There is a certification that certificates the lumens and it’s called FL-1 and you should definitely check if the product contains it.
All of the bike headlights we have tested are certified with FL-1 so this is one less thing to worry about.
Bike Light Battery Life
The battery life is one of those things that we always argue about. This characteristic is very important for any kind of cycling equipment because this sport is tough on any device.
Many cheap bike headlights run on disposable batteries that can freeze or have a very short life-span. Unless you are using the headlight only occasionally, we suggest looking for a better model with a rechargeable battery which is included in the device.
With 4-6 hours of continuous use per charge, you will have enough light for practically any ride. This may not seem like much, but when you divide your commute into chunks, you will see it’s more than enough.

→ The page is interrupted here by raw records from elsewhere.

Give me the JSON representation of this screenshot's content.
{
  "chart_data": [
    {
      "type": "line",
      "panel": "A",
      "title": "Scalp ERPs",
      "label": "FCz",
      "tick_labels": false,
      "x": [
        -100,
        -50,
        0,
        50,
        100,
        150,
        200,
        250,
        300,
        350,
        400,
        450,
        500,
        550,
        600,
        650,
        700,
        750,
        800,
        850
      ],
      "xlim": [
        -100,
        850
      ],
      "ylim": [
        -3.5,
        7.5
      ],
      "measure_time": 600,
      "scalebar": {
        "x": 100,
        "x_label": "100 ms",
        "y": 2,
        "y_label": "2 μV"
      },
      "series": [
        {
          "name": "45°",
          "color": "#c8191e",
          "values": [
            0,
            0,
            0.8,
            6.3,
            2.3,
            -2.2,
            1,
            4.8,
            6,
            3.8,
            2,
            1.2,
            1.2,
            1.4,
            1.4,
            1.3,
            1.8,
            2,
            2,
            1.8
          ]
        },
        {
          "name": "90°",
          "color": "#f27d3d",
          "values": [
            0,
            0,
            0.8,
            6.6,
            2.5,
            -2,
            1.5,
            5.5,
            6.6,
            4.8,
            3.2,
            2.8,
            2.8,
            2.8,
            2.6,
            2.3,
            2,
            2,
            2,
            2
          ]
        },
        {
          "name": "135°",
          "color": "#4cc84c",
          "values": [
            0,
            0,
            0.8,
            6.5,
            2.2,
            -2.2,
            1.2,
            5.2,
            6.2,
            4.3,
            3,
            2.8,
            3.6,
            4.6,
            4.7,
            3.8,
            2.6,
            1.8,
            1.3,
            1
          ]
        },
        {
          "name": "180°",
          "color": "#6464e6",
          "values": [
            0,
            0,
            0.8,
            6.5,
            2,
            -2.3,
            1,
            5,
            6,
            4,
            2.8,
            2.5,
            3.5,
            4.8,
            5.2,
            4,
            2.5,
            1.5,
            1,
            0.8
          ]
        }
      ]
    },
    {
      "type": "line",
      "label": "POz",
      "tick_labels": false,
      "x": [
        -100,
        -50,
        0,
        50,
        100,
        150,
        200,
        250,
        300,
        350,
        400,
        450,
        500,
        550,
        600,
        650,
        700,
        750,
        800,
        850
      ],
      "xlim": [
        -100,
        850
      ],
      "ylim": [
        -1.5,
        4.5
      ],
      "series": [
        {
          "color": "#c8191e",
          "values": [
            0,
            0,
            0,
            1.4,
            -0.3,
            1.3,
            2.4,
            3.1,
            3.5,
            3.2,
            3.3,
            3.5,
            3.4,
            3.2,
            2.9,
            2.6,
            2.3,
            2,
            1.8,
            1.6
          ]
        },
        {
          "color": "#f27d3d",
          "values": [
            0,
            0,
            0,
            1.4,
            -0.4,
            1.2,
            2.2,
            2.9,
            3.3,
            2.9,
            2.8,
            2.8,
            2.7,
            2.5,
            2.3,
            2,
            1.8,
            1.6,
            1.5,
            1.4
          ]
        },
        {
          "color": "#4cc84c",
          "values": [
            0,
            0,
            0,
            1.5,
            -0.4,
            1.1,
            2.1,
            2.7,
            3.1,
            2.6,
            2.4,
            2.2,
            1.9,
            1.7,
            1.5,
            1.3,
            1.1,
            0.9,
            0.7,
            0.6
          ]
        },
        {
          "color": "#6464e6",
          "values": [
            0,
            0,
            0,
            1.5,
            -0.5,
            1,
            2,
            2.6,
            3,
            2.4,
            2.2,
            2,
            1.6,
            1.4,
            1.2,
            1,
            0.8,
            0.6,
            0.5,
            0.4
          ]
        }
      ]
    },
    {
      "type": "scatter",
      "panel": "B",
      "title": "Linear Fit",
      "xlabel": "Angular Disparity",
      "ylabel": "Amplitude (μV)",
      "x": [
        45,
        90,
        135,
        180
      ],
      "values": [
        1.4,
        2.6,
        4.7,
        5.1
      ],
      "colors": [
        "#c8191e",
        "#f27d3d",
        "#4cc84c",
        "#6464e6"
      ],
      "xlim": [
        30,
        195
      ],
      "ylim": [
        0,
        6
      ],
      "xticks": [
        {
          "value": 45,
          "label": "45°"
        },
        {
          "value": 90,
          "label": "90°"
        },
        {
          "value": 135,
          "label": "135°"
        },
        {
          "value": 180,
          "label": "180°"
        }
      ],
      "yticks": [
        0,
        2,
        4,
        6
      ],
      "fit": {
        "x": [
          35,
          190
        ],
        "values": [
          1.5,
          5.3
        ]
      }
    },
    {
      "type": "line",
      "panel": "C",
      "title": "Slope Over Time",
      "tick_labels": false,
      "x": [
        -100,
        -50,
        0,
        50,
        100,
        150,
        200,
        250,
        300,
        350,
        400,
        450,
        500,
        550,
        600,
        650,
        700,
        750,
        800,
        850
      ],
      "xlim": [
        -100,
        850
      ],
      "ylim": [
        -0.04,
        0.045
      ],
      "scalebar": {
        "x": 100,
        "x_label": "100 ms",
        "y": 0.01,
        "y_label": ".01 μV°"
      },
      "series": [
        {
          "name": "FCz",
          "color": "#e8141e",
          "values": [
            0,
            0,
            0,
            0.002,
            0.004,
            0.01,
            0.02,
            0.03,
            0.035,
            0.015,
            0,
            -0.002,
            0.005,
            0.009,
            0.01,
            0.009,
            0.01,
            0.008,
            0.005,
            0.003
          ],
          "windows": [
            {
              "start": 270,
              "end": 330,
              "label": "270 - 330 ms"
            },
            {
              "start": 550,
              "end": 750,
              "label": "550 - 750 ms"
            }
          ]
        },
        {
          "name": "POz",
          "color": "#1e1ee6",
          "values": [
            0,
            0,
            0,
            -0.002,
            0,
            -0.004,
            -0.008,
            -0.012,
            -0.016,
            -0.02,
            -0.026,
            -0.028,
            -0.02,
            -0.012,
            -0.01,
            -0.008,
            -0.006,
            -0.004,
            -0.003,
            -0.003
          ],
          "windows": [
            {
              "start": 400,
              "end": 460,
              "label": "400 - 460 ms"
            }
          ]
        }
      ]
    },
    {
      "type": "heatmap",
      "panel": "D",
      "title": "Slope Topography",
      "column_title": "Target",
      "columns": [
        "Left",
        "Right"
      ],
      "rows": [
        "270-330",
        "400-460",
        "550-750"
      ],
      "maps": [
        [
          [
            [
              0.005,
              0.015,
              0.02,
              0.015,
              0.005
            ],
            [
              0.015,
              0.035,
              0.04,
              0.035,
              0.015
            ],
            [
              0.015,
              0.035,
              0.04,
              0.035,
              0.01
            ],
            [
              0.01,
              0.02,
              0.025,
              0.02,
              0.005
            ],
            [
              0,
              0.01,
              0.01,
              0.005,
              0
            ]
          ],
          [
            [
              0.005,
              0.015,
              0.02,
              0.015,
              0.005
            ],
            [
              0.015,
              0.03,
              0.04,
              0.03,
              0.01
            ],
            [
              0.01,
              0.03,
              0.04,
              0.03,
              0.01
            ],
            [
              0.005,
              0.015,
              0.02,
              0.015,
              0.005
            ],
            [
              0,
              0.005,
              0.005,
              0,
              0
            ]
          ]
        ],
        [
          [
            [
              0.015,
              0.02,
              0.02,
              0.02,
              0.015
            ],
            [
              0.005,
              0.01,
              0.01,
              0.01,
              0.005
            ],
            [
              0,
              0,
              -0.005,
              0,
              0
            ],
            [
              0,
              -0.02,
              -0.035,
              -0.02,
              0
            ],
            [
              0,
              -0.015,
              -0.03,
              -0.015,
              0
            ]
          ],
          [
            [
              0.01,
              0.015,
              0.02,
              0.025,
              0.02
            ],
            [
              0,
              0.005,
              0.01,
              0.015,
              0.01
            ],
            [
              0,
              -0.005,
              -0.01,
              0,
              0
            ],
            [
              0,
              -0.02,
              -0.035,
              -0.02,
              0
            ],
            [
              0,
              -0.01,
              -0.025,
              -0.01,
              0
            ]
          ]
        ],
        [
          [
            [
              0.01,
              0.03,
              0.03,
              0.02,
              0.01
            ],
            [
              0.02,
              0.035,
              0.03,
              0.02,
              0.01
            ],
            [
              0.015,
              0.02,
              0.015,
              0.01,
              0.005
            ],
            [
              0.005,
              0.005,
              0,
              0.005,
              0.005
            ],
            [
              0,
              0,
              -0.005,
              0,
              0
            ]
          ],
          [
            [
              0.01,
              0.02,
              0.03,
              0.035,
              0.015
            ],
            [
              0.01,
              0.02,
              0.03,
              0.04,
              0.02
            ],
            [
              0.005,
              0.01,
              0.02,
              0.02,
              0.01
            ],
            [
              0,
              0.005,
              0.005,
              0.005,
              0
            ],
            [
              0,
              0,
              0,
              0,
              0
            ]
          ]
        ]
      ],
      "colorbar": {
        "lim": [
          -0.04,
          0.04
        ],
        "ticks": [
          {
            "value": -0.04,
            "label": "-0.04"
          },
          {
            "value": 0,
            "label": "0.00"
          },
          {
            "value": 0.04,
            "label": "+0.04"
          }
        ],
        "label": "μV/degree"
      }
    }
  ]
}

Of course, the devices with the rechargeable batteries tend to cost a little bit more than the ones with the disposable batteries. But this is just a small investment you need to make if you want to have a good bike headlight.
Bike Light Beam Patterns
Headlights are designed to illuminate a wider path to help you see and be seen. They also have a blinking pattern for better visibility. My recommendation is to buy a bike headlight with at least two settings – steady and strobe.
The steady beam is for seeing the road ahead and the strobe makes you visible for other cars and bikers. Many good models now blink and illuminate simultaneously which is really nice.
We are looking for models with at least those two settings included and preferably with the option to illuminate and blink at the same time.
Bike Light Ease of Mounting
A good headlight has to install easily, quickly and securely. You want a mount that holds firmly and won’t slide even on a bumpy road. It is crucial to be easy to remove as well because you should never leave it on the bike when parked.
The buttons should be easily reachable when the headlight is mounted and you should be able to use it even with a pair of winter bike gloves.
The buttons must be easy to push, but not too easy because you can turn on the device when it’s in your bag, unknowingly draining the precious battery.